Contribution of heavy metals in PM2.5 to cardiovascular disease mortality risk, a case study in Guangzhou, China.

Heavy metals play an important role in inducing fine particulate matter (PM2.5) related cardiovascular disease (CVD). However, most of the past researches concerned the associations between CVD mortality and the PM2.5 mass, which may not reveal the CVD mortality risk contributed by heavy metals in PM2.5. This study explored the correlations between individual heavy metals in PM2.5 and CVD mortality, identified the heavy metals that significantly contribute to PM2.5-related CVD, heart disease (HD), and cerebrovascular disease (CEV) mortality, and attempted to establish corresponding source control measures. Over a 2-year study period, PM2.5 was sampled daily in Guangzhou, China and analyzed for heavy metals. The airborne pollution and weather data, along with CVD, HD, and CEV mortality, were obtained at the same time. The excess risk (ER) of mortality was linked to the individual heavy metals using a distributed lag non-linear model.
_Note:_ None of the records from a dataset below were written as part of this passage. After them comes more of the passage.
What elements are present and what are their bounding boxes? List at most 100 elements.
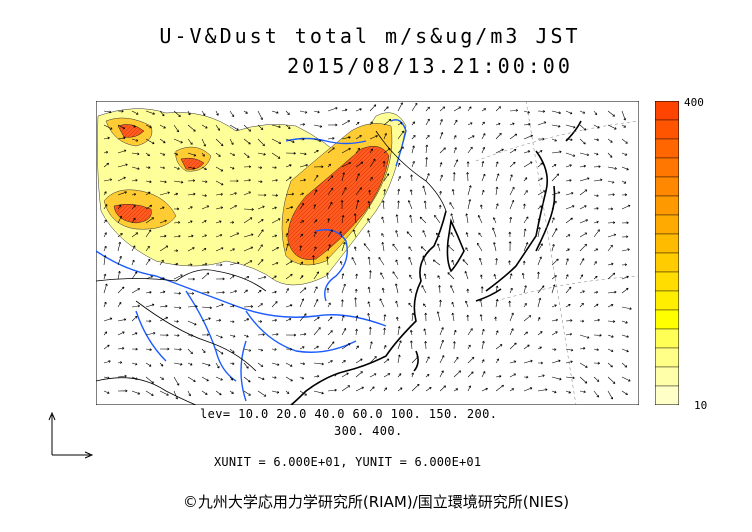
wind-arrow — [117, 176, 126, 182]
wind-arrow — [509, 287, 513, 294]
wind-arrow — [381, 200, 385, 210]
wind-arrow — [257, 193, 267, 197]
wind-arrow — [368, 189, 372, 196]
wind-arrow — [355, 135, 362, 140]
wind-arrow — [466, 161, 470, 168]
wind-arrow — [271, 275, 277, 280]
wind-arrow — [453, 388, 459, 392]
wind-arrow — [271, 166, 277, 169]
wind-arrow — [565, 164, 572, 168]
wind-arrow — [173, 274, 183, 280]
wind-arrow — [381, 241, 385, 252]
wind-arrow — [159, 191, 170, 196]
wind-arrow — [103, 136, 110, 140]
wind-arrow — [215, 234, 223, 238]
wind-arrow — [341, 273, 345, 280]
wind-arrow — [243, 178, 251, 182]
wind-arrow — [467, 328, 473, 336]
wind-arrow — [271, 234, 278, 238]
wind-arrow — [131, 152, 140, 156]
wind-arrow — [451, 259, 455, 266]
wind-arrow — [131, 110, 139, 115]
wind-arrow — [187, 192, 196, 196]
wind-arrow — [467, 356, 475, 364]
wind-arrow — [383, 314, 387, 322]
wind-arrow — [495, 344, 503, 350]
wind-arrow — [117, 149, 127, 154]
wind-arrow — [481, 328, 485, 336]
wind-arrow — [257, 275, 267, 280]
wind-arrow — [565, 205, 575, 210]
wind-arrow — [257, 205, 265, 210]
wind-arrow — [243, 191, 251, 196]
wind-arrow — [215, 334, 223, 339]
wind-arrow — [243, 289, 248, 294]
wind-arrow — [607, 193, 615, 197]
wind-arrow — [369, 341, 373, 350]
wind-arrow — [285, 176, 292, 182]
graticule — [475, 101, 639, 405]
wind-arrow — [621, 235, 629, 239]
wind-arrow — [341, 108, 348, 112]
wind-arrow — [145, 191, 151, 196]
wind-arrow — [495, 186, 499, 196]
wind-arrow — [229, 376, 234, 381]
wind-arrow — [551, 217, 555, 224]
wind-arrow — [145, 362, 152, 367]
wind-arrow — [285, 124, 291, 129]
wind-arrow — [243, 260, 253, 266]
wind-arrow — [453, 147, 457, 154]
wind-arrow — [424, 312, 428, 322]
wind-arrow — [523, 387, 533, 392]
wind-arrow — [521, 272, 525, 280]
wind-arrow — [229, 390, 234, 394]
wind-arrow — [257, 138, 265, 147]
wind-arrow — [201, 152, 205, 157]
wind-arrow — [355, 273, 358, 280]
wind-arrow — [408, 302, 413, 308]
wind-arrow — [201, 124, 208, 129]
wind-arrow — [439, 299, 442, 308]
wind-arrow — [187, 305, 198, 308]
wind-arrow — [243, 233, 254, 238]
wind-arrow — [523, 375, 529, 379]
wind-arrow — [397, 188, 401, 196]
wind-arrow — [466, 172, 469, 182]
wind-arrow — [215, 220, 222, 224]
wind-arrow — [215, 376, 223, 381]
wind-arrow — [464, 300, 469, 308]
wind-arrow — [607, 180, 615, 184]
wind-arrow — [201, 376, 209, 382]
wind-arrow — [378, 256, 385, 266]
wind-arrow — [509, 342, 517, 350]
wind-arrow — [229, 348, 235, 353]
wind-arrow — [215, 362, 220, 369]
wind-arrow — [355, 161, 364, 168]
wind-arrow — [621, 138, 628, 144]
wind-arrow — [215, 166, 224, 172]
wind-arrow — [285, 164, 292, 168]
wind-arrow — [355, 371, 363, 378]
wind-arrow — [145, 331, 156, 336]
wind-arrow — [159, 316, 169, 322]
wind-arrow — [173, 262, 179, 266]
wind-arrow — [341, 328, 347, 336]
wind-arrow — [159, 245, 169, 252]
wind-arrow — [593, 124, 600, 129]
wind-arrow — [607, 362, 613, 368]
wind-arrow — [419, 216, 427, 224]
wind-arrow — [327, 147, 335, 154]
colorbar-swatch — [655, 328, 679, 349]
wind-arrow — [159, 333, 169, 337]
wind-arrow — [243, 217, 253, 224]
wind-arrow — [607, 390, 614, 400]
wind-arrow — [593, 194, 599, 198]
wind-arrow — [593, 390, 600, 398]
wind-arrow — [285, 347, 293, 351]
wind-arrow — [396, 316, 399, 322]
wind-arrow — [271, 362, 280, 366]
wind-arrow — [187, 206, 193, 210]
wind-arrow — [579, 258, 585, 266]
wind-arrow — [215, 206, 224, 210]
wind-arrow — [436, 311, 441, 322]
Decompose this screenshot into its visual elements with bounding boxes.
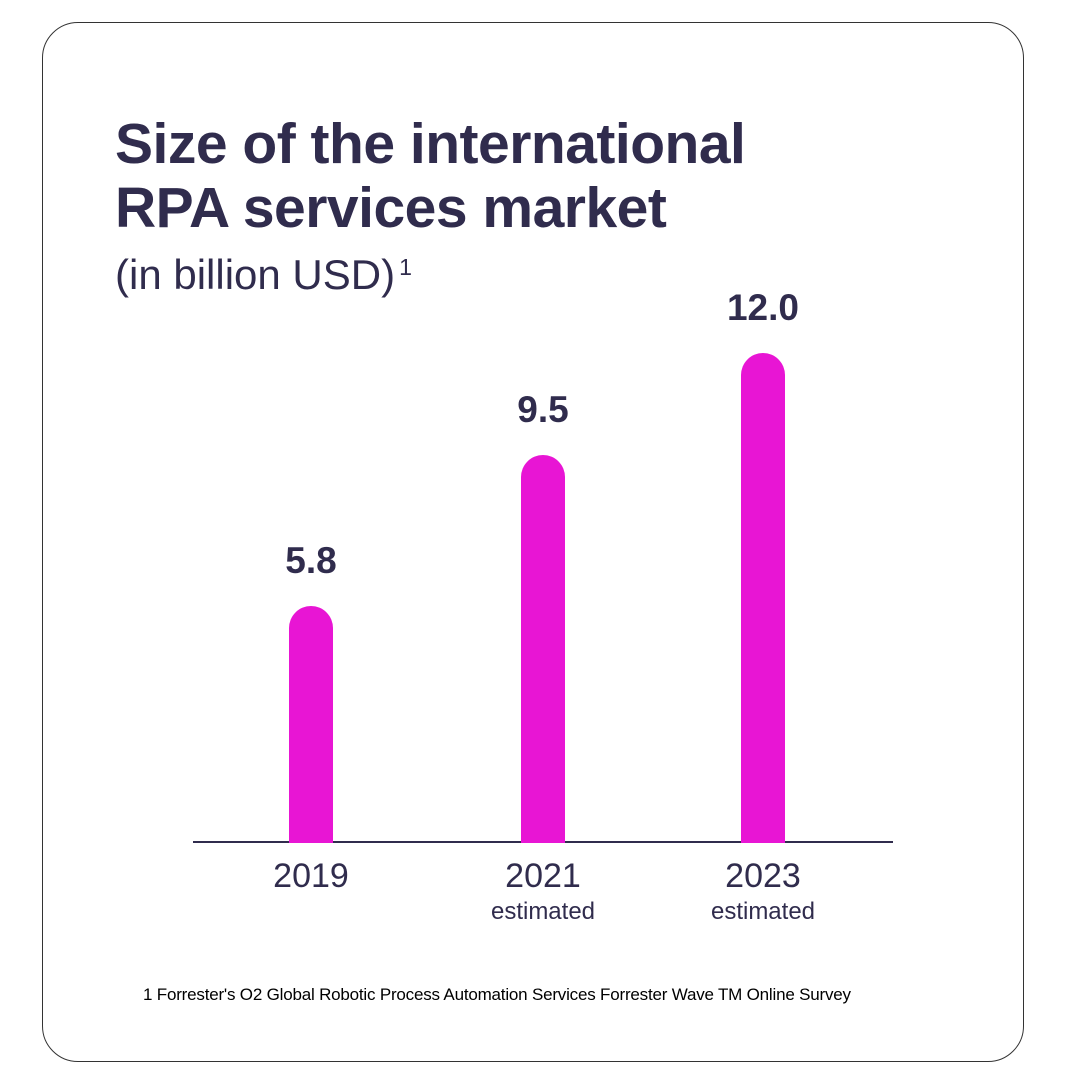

PM2.5 and most heavy metals showed significant correlations with the CVD, HD, and CEV mortality; the largest cumulative ER (LCER) values of CVD mortality associated with an interquartile range increase in the levels of lead, cadmium, arsenic, selenium, antimony, nickel, thallium, aluminum, iron, and PM2.5 were 2.43%, 2.23%, 1.66%, 2.39%, 1.19%, 1.21%, 2.69%, 3.29%, 1.74%, and 2.40%, respectively. Most heavy metals showed comparable LCER values of HD and CEV mortality. Heavy metals with the addition of PM2.5 were divided into three groups following their LCER values; lead, cadmium, arsenic, antimony, thallium, zinc, aluminum, and iron, whose contributions were greater than or equal to the average effect of the PM2.5 components, should be limited on a priority basis. These findings indicated that heavy metals play roles in the CVD, HD, and CEV mortality risk of PM2.5, and specific control measures which aimed at the emission sources should be taken to reduce the CVD mortality risk of PM2.5.